2004 Fiscal Year Annual Research Report
Project/Area Number |
12219213
|
Research Institution | Osaka University |
Principal Investigator |
長田 重一 大阪大学, 生命機能研究科, 教授 (70114428)
|
Co-Investigator(Kenkyū-buntansha) |
福永 理己郎 大阪大学, 生命機能研究科, 助教授 (40189965)
川根 公樹 大阪大学, 生命機能研究科, 助手 (60362589)
|
Keywords | アポトーシス / 自己免疫疾患 / マクロファージ / 樹状細胞 / 抗核抗体 / MFG-E8 / ノックアウトマウス |
Research Abstract |
アポトーシスは不要な、害となる細胞を取り除く過程であり、その最終過程で、死細胞はマクロファージや未熟樹状細胞(immature dendritic cells)によって貪食、処理される。私達はこれまでにマクロファージによるアポトーシス細胞貪食の定量系を樹立し、この系を用いてアポトーシス細胞をマクロファージに橋渡しする因子MFG-E8を同定した。本年度はこの因子に対するモノクローナル抗体を作成し、MFG-E8が脾臓やリンパ節の胚中心(germinal center)に存在する核片貪食マクロファージ(tingible-body macrophage)や皮膚に存在する未熟樹状細胞、Langerhans細胞に発現されていることを見出した。
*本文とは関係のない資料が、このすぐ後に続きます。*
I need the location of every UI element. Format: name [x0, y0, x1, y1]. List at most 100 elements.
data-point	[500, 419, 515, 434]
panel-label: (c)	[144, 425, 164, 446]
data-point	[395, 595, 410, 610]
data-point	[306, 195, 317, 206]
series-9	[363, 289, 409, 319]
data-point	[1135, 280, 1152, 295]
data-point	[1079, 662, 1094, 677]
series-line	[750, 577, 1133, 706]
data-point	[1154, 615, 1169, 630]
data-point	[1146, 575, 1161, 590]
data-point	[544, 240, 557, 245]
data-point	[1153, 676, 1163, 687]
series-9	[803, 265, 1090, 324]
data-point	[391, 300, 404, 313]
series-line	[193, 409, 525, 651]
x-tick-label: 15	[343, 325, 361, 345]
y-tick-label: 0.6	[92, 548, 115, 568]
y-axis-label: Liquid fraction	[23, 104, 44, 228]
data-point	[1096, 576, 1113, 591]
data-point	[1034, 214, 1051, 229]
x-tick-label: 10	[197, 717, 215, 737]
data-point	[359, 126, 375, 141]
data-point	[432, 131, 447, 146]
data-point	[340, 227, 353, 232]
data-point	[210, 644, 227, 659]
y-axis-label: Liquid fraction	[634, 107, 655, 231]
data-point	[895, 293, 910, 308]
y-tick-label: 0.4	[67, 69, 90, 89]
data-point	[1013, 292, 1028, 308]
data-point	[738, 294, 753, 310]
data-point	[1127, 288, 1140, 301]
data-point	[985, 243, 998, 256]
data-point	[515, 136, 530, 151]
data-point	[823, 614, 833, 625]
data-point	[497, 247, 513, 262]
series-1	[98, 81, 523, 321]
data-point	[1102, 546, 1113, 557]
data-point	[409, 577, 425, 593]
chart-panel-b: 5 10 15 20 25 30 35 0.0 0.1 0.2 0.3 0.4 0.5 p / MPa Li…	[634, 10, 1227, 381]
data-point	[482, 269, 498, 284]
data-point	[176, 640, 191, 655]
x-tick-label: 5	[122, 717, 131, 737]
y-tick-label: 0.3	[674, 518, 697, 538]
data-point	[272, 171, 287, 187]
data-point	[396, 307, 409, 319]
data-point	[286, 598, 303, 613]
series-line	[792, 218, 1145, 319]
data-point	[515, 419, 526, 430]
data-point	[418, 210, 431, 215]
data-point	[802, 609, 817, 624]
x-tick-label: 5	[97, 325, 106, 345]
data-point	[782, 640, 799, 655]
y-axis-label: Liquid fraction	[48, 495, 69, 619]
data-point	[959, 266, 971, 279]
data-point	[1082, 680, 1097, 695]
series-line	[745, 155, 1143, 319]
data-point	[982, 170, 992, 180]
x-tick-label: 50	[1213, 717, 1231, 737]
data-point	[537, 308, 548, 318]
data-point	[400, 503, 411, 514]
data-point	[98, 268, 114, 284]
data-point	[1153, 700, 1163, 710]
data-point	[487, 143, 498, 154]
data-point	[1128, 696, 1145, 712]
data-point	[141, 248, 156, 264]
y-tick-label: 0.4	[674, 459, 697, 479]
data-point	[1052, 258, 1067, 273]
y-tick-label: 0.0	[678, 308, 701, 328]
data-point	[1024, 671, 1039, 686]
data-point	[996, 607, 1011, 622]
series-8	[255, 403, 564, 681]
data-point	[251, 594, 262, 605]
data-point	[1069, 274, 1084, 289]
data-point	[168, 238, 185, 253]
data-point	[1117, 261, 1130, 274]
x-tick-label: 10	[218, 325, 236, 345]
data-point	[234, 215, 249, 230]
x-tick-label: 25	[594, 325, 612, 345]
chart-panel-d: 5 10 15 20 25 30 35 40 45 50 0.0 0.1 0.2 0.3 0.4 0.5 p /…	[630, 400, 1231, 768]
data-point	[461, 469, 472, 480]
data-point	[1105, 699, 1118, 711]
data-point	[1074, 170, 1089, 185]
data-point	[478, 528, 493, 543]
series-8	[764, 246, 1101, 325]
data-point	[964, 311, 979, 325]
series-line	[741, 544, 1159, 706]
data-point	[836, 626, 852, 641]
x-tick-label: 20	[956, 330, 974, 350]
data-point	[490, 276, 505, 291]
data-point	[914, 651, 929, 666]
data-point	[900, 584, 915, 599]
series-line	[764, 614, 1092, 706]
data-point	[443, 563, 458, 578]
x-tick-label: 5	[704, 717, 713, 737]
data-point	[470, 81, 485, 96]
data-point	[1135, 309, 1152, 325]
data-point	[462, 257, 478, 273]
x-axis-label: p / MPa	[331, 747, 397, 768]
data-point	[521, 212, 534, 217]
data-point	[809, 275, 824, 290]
ついで、MFG-E8遺伝子を欠損したマウスを樹立し、このマウスからの腹腔マクロファージや骨髄細胞から樹立した未熟樹状細胞はアポトーシス細胞の貪食能が顕著に減少していること、脾臓胚中心には貪食されていないアポトーシス細胞が放置されていることを見出した。そして、MFG-E8遺伝子欠損マウス、特にメスのマウスの血清中には年齢と共に、大量の抗核抗体、抗DNA抗体が見出された。また、糸球体には抗体の沈着が見られ、腎臓の機能も低下していた。脾臓の胚中心ではB-リンパ球が活性化され、抗原に対して低親和性の抗原受容体を発現する細胞はアポトーシスを起こして死滅する。以上の結果はこのアポトーシスを起こしたリンパ球は胚中心に存在する核片貪食マクロファージによってMFG-E8依存的に貪食されること、この貪食が正常に起こらないと自己免疫疾患を引き起こすことを示している。貪食されないアポトーシス細胞は2次的にネクローシスに陥り、細胞内成分が漏出、これが免疫反応を惹起したと考えられる。